Siamo tutti giganti [di Carlo A. Borghi]

Monte Prama Agosto 2010 217

Li Punti, fine 2011. In fila per vedere i Giganti. Apparenza di Soprintendenza. In realtà sono i Giganti a fare la fila per andare a vedere cosa e chi c’è in mostra. Prenotazione con coupon di pernottamento in loco per ritrovarsi posizionati primi primi nella fila. Una folla di Giganti. Is de Prama. Uno dietro l’altro in attesa dell’apertura. Calma e gesso. Calma e pietra arenaria.

Arceri, pugilatori, spadaccini, strumpatori con le loro mogli o fidanzate altrettanto di pietra statuaria. Anche qualche ragazzetto pietroso e barroso in età scolare. Tutti composti. Impassibili. Niente schiamazzi. Ineffabili come gentlemen della City. Percorso obbligato da un filare di transenne dell’età del ferro battuto. In fila con Giganti e Gigantesse anche Menhir, Perdas fittas e Betili. Antichi Betili dell’età di Soru.

Erano arrivati in città dalle campagne dove lavoravano la terra e allevavano bestiame con le loro stesse mani di pietra basaltica. Tutti fremevano e scalpitavano per poter vedere la Mostra del secolo o addirittura del millennio. Anche archeologi e antropologi erano diventati scienziati di pietra lavica e tufacea. Avevano preparato e disposto ogni cosa in un allestimento espositivo di straordinario impatto.  In bella e documentata mostra un’intera famiglia sarda. Gente vivente ritrovata in un sito sperduto alle falde del Supramonte. Ogni componente del gruppo familiare ritrovato, era esposto su una base di pietra scalpellata da artisti picaparderis. Statue viventi e parlanti.

Erano resti umani in carne ed ossa, vestiti alla moda di quel tempo lontano, quando i giovani portavano capelli lunghi e giocavano a ballare facendo girare dischi di un materiale nero, bucato al centro e pieno di solchi. Datazione: 1974, circa. Ospiti d’onore per l’inaugurazione del nuovo Museo, i Bronzi di Riace. Ad accoglierli una banda comunale di fiati e grancasse. Tutte di pietra sonora cavata a mano. Le porte sarebbero state aperte alle ore 9, dopo il taglio del nastro. Anche il nastro era di pietra.

I Giganti non vedevano l’ora. Biglietto a prezzo politico per tutti, ingresso libero per anziani e disabili. Alcuni guerrieri si muovevano su carrozzine motorizzate. Altri Giganti mutilati si reggevano grazie a stampelle e deambulatori. All’interno, custodi e inservienti davano gli ultimi ritocchi agli esemplari umani esposti in bella vista. Un quadro vivente di antica gens sarda, sopravissuta alle Guerre Puniche e agli Anni di Piombo sparato a colpi di P38.

Allora le armi non erano di pietra. L’emozione si tagliava a fette come fosse salsiccia di Irgoli.
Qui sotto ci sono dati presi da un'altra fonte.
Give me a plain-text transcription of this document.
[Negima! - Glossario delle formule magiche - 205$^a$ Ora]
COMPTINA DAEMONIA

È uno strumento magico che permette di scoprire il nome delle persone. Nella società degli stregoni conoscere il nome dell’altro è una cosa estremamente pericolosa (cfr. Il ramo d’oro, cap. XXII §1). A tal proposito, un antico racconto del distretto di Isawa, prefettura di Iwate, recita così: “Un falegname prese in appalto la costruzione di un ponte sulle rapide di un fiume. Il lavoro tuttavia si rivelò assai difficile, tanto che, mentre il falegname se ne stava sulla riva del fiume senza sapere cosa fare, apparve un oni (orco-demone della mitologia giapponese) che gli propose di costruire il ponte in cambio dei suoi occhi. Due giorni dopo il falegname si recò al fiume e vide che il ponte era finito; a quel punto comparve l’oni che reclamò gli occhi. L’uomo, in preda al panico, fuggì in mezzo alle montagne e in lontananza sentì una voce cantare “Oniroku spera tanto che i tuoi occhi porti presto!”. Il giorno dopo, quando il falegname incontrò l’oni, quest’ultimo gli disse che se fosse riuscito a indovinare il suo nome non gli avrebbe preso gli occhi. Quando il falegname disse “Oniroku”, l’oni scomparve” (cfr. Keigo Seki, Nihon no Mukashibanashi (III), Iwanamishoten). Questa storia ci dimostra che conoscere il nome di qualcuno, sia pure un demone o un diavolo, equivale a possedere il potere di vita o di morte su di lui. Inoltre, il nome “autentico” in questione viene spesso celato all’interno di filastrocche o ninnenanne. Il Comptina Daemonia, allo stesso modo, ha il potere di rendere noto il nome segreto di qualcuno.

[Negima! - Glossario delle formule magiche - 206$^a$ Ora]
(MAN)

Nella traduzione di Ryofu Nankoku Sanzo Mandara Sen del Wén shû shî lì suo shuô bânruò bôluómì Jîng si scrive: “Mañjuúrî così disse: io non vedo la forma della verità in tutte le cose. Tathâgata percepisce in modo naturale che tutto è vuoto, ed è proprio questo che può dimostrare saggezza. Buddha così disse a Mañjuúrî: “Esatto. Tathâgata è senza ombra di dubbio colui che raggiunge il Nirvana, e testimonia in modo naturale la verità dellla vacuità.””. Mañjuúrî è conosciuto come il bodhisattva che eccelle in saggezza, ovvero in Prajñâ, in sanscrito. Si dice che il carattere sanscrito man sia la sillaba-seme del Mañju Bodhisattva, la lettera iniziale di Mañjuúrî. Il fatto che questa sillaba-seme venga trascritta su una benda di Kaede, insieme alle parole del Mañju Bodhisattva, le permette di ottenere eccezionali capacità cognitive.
Inviati speciali, reporter e corrispondenti dappertutto a raccontare il grande evento. “Qui avete il Supramonte – dichiarano i Bronzi ai giornalisti – noi in Grecia abbiamo l’Olimpomonte e in Calabria, dove abitiamo, l’Aspromonte”. Certi Giganti, pur non avendo l’avambraccio, si davano di gomito.

“Quelli sono femminielli, altroché guerrieri!” – diceva uno. Altri ci davano dentro con pesanti apprezzamenti sulle loro classiche e nude forme. Scocca l’ora, s’aprono le porte a Li Punti e… così s’interrompe il sogno di Urgurù, Gigante restaurato di Monti Prama che non sognava più nulla da 3000 anni. CABORG.